Earlier this week, I had the good fortune to attend a lecture by the preeminent music scholar (and frequent NY Times contributor) Richard Taruskin. Taruskin was on campus as part of a weekend-long conference which commemorated the centenary of Stravinsky’s (in)famous ballet The Rite of Spring, but his lecture this morning commemorated a slightly different event: a now (in)famous six-hour seminar he conducted here at UNC in 1987, which was eventually published in his 1995 collection Text and Act as “The Pastness of the Present and the Presence of the Past.” In his lecture––as in much of his output over the past 25 years––Taruskin is critical of a movement within classical music called “Historically-Informed Performance” (henceforth HIP). The HIP movement came to prominence in the middle decades of last century and purported to peal away the layers of overly romanticized sentiment that had accumulated on classical music performances, revealing the work as the composer intended it to be heard. Performers create these “authentic” performances by the strategic deployment of period-specific techniques and technologies included by not limited to: using a variety of regionally- and temporally-situated tuning systems, using instruments created during the period in which the composer was writing, and carefully studying contemporaneous instrumental performance treatises to understand the particularities of articulation and tone production that were common during the origin of the work.

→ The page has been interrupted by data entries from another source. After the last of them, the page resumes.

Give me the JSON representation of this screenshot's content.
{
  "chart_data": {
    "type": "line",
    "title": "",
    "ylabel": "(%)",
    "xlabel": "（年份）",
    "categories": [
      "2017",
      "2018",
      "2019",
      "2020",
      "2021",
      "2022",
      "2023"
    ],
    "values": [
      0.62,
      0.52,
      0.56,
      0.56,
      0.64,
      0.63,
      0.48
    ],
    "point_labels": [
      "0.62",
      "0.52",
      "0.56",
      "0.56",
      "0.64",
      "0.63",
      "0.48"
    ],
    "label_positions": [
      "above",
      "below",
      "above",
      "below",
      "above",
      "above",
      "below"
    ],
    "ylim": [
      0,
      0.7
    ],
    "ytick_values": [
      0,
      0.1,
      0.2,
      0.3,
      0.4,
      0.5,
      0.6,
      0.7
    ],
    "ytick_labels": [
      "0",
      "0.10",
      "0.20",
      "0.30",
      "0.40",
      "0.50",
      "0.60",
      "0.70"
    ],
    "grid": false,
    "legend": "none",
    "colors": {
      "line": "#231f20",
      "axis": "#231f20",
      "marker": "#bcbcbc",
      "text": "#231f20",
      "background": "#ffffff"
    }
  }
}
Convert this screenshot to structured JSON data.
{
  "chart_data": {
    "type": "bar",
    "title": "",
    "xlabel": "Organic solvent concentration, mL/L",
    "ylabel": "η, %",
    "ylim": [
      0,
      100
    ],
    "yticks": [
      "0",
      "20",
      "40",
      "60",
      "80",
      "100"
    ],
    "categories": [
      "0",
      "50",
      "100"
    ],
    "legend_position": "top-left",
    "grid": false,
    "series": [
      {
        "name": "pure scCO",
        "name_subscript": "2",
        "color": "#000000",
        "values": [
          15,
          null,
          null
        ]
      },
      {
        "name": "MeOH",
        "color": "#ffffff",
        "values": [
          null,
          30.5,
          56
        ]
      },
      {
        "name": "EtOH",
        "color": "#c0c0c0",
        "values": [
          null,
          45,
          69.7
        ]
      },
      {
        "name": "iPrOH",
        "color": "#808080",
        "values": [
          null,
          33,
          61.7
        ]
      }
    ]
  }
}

Taruskin objects to these claims on grounds that will no doubt be familiar to many of us, namely as problematic expressions of modernism. How could one possibly claim to “authentically” recreate the past with any certainty or authority? And isn’t the challenging of modern performance practice with HIP simply the substitution of one failed orthodoxy for another? Taruskin argues that there are simply too many different variables in the equation and that rather than trying to fix a single orthodoxy, we should encourage and embrace a plurality of historical performance practices. Curiously though, while Taruskin is critical of the totalizing modernist tendencies within the movement, he has baffled people on both sides of the aisle by failing to embrace the typical position of postmodern relativism. Taruskin is still adamant that there is objective knowledge to be learned about the past and subsequently that there are some demonstrably incorrect ways of playing historical music. Because of my contrarian personality, I’m instantly drawn to anyone that can manage to alienate the diehards of both the modernist and postmodernist camps, and I think the way that he makes his argument for “pluralism without relativism” is instructive for those of us who think about religion.
In a conversation with Taruskin after his lecture, I noted that his argument reminded me of something that philosopher John D. Caputo said in the final lecture before his retirement last year entitled “The Future of Continental Philosophy.” He observed that while metaphysics was rapidly disappearing from academic philosophy of religion, this was not due to a sense of pious enlightenment––a sentiment that would say something like, “Science has made us too intelligent for such silly speculation!”––but rather because the insights of quantum mechanics have shown us that the world is actually must stranger and more speculative than any metaphysics we could dream up. I think this observation of Caputo’s closely parallels Taruskin’s argument for plurality without relativism. Taruskin is encouraging a diversity of historical performance techniques, not because we are too enlightened to believe in such a superstitious historical orthodoxy, but rather because we have taken the historical study seriously enough to discover that the past actually is a plurality. We discover that people in the past did not perform music in any sort of monolithic way, but rather belonged to myriad schools of thought and practice much as we do today. We protect the right of performers to explore a wide variety of incompatible approaches to the music by virtue of the fact that it is precisely this type of pluralism that is the most concrete historical fact.
Within religious circles, “practice” has become a bit of a hot topic in recent years, which dozens of books describing the importance of formative practices in the creation of Christian belief. But for so many of these thinkers, practice is simply untrammeled ground that can now be colonized in the name of orthodoxy. Rather than viewing practice as simply another sphere in which orthodoxy can be contested, I think a focus on practice would actually change our relationship to orthodoxy altogether. Transposed to the religious sphere, I think Taruskin’s argument has powerful resonances with debates over religious diversity, especially diversity within a single faith tradition. These sort of debates often reach an impasse because one side is arguing for the incontrovertible Truth of a particular branch of the tradition––undoubtedly a difficult position to maintain with any conceptual or historical honesty––while the other side simply digs into a relativistic stance that almost always capsizes into nihilism or agnosticism. But what if we took Taruskin’s insight about the past seriously with regard to religion? We could defend multiplicity of orthodoxies and orthopraxies because of the concrete historical fact that Christianity has always included this type of diversity, while simultaneously retaining our ability to make objective judgments about the way the tradition has worked (and should continue to work). We could accommodate pluralism without losing our ability to speak about the truth. While many people regard a pluralistic culture as the inevitable future for the West, perhaps this process could begin by seriously looking at the past.